STEVEN No, I don’t think so. I mean, there’s one or two PR practitioners that are known for this. I remember when I was the minister, they ran a campaign on something else, and the ISPs are quite good at arguing their case, but I noticed that they’re not actually saying, ‘Whatever price cut occurred we’d pass on to consumers’. They are actually talking about who gets to profit what out of the prices charged, so I think we all have just got to be awake to it and know that there is a midpoint here that will work fine and don’t necessarily be taken in by the PR spin from the paid practitioners, because there’s a bit of that going on.
Look, I’m not saying there’s a sea change or anything. It’s just interesting.

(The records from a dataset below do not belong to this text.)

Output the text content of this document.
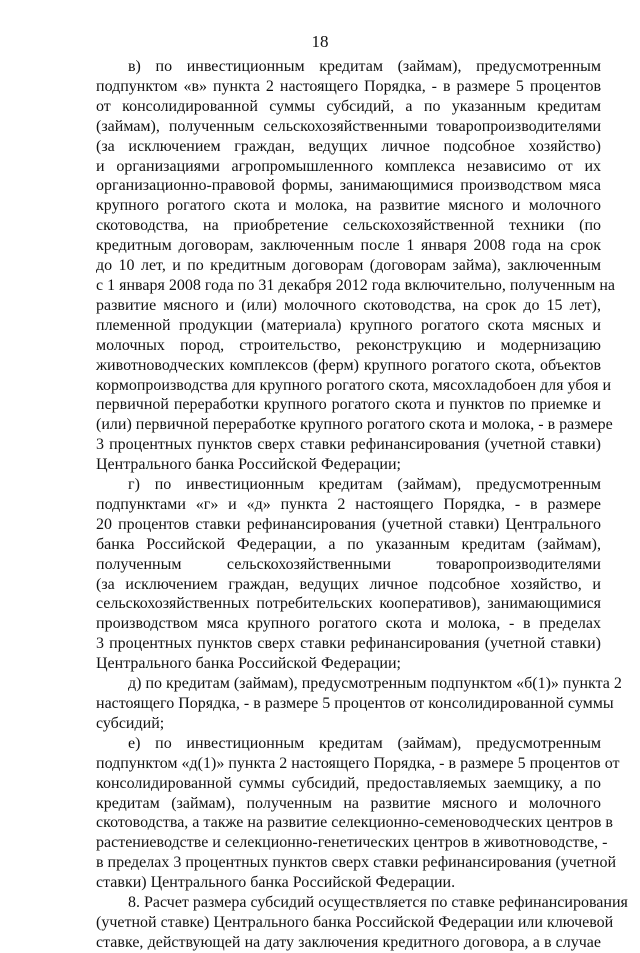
18
в) по инвестиционным кредитам (займам), предусмотренным
подпунктом «в» пункта 2 настоящего Порядка, - в размере 5 процентов
от консолидированной суммы субсидий, а по указанным кредитам
(займам), полученным сельскохозяйственными товаропроизводителями
(за исключением граждан, ведущих личное подсобное хозяйство)
и организациями агропромышленного комплекса независимо от их
организационно-правовой формы, занимающимися производством мяса
крупного рогатого скота и молока, на развитие мясного и молочного
скотоводства, на приобретение сельскохозяйственной техники (по
кредитным договорам, заключенным после 1 января 2008 года на срок
до 10 лет, и по кредитным договорам (договорам займа), заключенным
с 1 января 2008 года по 31 декабря 2012 года включительно, полученным на
развитие мясного и (или) молочного скотоводства, на срок до 15 лет),
племенной продукции (материала) крупного рогатого скота мясных и
молочных пород, строительство, реконструкцию и модернизацию
животноводческих комплексов (ферм) крупного рогатого скота, объектов
кормопроизводства для крупного рогатого скота, мясохладобоен для убоя и
первичной переработки крупного рогатого скота и пунктов по приемке и
(или) первичной переработке крупного рогатого скота и молока, - в размере
3 процентных пунктов сверх ставки рефинансирования (учетной ставки)
Центрального банка Российской Федерации;
г) по инвестиционным кредитам (займам), предусмотренным
подпунктами «г» и «д» пункта 2 настоящего Порядка, - в размере
20 процентов ставки рефинансирования (учетной ставки) Центрального
банка Российской Федерации, а по указанным кредитам (займам),
полученным сельскохозяйственными товаропроизводителями
(за исключением граждан, ведущих личное подсобное хозяйство, и
сельскохозяйственных потребительских кооперативов), занимающимися
производством мяса крупного рогатого скота и молока, - в пределах
3 процентных пунктов сверх ставки рефинансирования (учетной ставки)
Центрального банка Российской Федерации;
д) по кредитам (займам), предусмотренным подпунктом «б(1)» пункта 2
настоящего Порядка, - в размере 5 процентов от консолидированной суммы
субсидий;
е) по инвестиционным кредитам (займам), предусмотренным
подпунктом «д(1)» пункта 2 настоящего Порядка, - в размере 5 процентов от
консолидированной суммы субсидий, предоставляемых заемщику, а по
кредитам (займам), полученным на развитие мясного и молочного
скотоводства, а также на развитие селекционно-семеноводческих центров в
растениеводстве и селекционно-генетических центров в животноводстве, -
в пределах 3 процентных пунктов сверх ставки рефинансирования (учетной
ставки) Центрального банка Российской Федерации.
8. Расчет размера субсидий осуществляется по ставке рефинансирования
(учетной ставке) Центрального банка Российской Федерации или ключевой
ставке, действующей на дату заключения кредитного договора, а в случае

We’ve seen it before: Mr Joyce, Mr Key and other ministers have faltered under pressure at times about what’s actually “true”. It seems clear Mr Joyce is annoyed with the ‘paid PR practitioners’ he refers to who are seeking to influence government policy — through public opinion and the media, naturally. He is, it seems to me, accusing them of saying untrue things. Quote: “…they are misrepresenting the facts”.
Gee, does anyone else think it seems senior government figures are trotting out the ‘Oh, those people who are saying things are different to what we’re saying … they’re MISLEADING you!’ tactic quite a bit lately? (Like, say, the GCSB Bill? Ooh er.)
Mr Fix-it looked and sounded a little ‘off’ to me. (Food poisoning?) Have a look at the video of the interview for yourself … and see what you think.